Verslag plenaire vergadering
Verslag
Hoofdelijke stemming
Dames en heren, aan de orde is de hoofdelijke stemming over de met redenen omklede motie.
De heer Tavernier heeft het woord.
Mevrouw de voorzitter, collega's, ik hoop dat u de motie hebt gelezen, vooral de mensen die op het lokale niveau bepaalde verantwoordelijkheden hebben. Degenen die de discussie hebben meegemaakt in de commissie voor Financiën en de commissie voor Binnenlandse Aangelegenheden, hebben moeten vaststellen dat er blijkbaar nogal wat onduidelijkheid is op dit moment. De minister van Binnenlandse Aangelegenheden zegt tijdelijk iets anders dan de minister van Financiën. Bovendien zegt de minister van Binnenlandse Aangelegenheden iets anders dan wat hij schrijft in zijn eigen omzendbrief. De omzendbrief over het lokaal pact is heel duidelijk: afschaffing van de forfaitaire huisvuilbelasting en na het ondertekenen van het lokaal pact, geen vervanging van de ene forfaitaire huisvuilbelasting door de andere.

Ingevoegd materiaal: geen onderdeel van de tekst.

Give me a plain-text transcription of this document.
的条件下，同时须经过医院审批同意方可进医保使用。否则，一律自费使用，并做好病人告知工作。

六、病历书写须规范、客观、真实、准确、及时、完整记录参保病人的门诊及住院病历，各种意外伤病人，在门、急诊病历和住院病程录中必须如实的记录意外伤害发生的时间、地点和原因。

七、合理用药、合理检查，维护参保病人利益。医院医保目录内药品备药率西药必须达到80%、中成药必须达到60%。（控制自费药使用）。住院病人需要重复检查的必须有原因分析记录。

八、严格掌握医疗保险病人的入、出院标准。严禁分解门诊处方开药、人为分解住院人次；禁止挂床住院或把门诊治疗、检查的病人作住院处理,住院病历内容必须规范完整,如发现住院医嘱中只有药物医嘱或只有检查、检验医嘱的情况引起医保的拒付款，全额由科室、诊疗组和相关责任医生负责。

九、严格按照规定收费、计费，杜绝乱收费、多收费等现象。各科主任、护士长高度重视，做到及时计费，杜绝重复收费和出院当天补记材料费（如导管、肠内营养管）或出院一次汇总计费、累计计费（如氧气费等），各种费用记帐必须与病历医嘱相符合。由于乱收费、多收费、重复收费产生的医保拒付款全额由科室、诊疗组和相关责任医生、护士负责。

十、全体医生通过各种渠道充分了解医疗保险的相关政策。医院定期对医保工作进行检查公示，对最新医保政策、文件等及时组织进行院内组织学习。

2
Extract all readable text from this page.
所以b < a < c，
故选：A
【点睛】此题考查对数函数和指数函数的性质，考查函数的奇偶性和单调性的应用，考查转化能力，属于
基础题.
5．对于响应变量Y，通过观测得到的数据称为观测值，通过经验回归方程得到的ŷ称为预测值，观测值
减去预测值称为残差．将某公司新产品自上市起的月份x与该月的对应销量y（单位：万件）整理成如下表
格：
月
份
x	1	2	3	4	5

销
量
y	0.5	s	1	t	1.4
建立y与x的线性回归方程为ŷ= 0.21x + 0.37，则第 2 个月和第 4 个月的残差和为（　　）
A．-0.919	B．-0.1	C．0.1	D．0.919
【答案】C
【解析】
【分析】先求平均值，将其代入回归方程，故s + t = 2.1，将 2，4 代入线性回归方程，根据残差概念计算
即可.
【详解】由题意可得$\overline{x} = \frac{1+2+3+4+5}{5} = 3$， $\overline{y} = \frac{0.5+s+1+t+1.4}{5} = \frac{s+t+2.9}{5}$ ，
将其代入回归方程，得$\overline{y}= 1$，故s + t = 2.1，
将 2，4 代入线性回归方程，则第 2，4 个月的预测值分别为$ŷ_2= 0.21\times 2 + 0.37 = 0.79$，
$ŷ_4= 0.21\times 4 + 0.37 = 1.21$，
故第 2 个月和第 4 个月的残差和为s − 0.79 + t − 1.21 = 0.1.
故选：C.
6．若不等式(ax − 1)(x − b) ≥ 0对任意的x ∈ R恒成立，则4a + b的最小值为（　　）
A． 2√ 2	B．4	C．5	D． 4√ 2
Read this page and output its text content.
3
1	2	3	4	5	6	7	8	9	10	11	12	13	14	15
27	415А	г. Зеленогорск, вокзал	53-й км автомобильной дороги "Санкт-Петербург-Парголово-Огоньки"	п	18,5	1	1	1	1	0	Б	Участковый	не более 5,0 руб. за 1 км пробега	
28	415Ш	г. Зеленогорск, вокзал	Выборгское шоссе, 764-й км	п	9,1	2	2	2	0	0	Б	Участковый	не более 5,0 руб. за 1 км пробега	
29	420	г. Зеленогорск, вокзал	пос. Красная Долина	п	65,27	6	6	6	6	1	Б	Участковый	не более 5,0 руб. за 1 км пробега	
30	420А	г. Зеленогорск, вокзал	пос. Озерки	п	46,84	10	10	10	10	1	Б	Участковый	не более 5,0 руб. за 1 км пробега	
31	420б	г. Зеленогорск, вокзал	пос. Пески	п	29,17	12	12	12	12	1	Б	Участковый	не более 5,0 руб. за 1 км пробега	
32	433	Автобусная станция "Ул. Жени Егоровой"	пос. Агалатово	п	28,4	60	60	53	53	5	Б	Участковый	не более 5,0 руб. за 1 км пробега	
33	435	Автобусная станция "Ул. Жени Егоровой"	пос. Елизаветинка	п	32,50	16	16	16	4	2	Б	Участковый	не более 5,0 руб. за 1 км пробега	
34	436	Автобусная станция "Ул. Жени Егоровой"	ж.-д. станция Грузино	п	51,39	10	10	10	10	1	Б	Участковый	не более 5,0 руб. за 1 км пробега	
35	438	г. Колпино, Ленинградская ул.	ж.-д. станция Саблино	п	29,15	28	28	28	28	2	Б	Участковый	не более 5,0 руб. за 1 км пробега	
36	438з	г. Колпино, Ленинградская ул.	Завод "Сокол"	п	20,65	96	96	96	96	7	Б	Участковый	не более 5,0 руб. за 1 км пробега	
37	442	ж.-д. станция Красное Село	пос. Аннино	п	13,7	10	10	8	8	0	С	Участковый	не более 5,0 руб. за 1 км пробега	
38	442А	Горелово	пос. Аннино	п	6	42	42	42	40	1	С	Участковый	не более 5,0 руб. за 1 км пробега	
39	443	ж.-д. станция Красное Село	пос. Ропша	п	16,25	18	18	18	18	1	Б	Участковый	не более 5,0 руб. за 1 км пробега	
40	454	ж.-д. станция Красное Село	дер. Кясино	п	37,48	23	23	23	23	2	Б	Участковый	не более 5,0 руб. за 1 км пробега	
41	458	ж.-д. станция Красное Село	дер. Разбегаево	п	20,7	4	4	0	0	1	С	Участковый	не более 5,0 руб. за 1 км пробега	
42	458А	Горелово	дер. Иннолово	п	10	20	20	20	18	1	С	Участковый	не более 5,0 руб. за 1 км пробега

Wat zegt de minister van Binnenlandse Aangelegenheden? De afschaffing van de forfaitaire huisvuilbelasting moet je niet zo letterlijk nemen, er mag een forfaitaire sokkel blijven bestaan. Ik vraag me af op welke basis.
Al die gemeenten die, zoals Riemst, dachten slim en vlug te zijn, en al in maart, vooraleer ze het lokaal pact onderschrijven, de ene forfaitaire belasting vervangen door een andere, zullen volgens de minister van Binnenlandse Aangelegenheden worden teruggefloten. Ik weet niet op basis waarvan. In elk geval stel ik vast dat er tussen nagenoeg elke gemeente en het Agentschap voor Binnenlands Bestuur zal mogen worden onderhandeld, of de kwijtschelding of de overname van de schulden al dan niet een feit zal zijn.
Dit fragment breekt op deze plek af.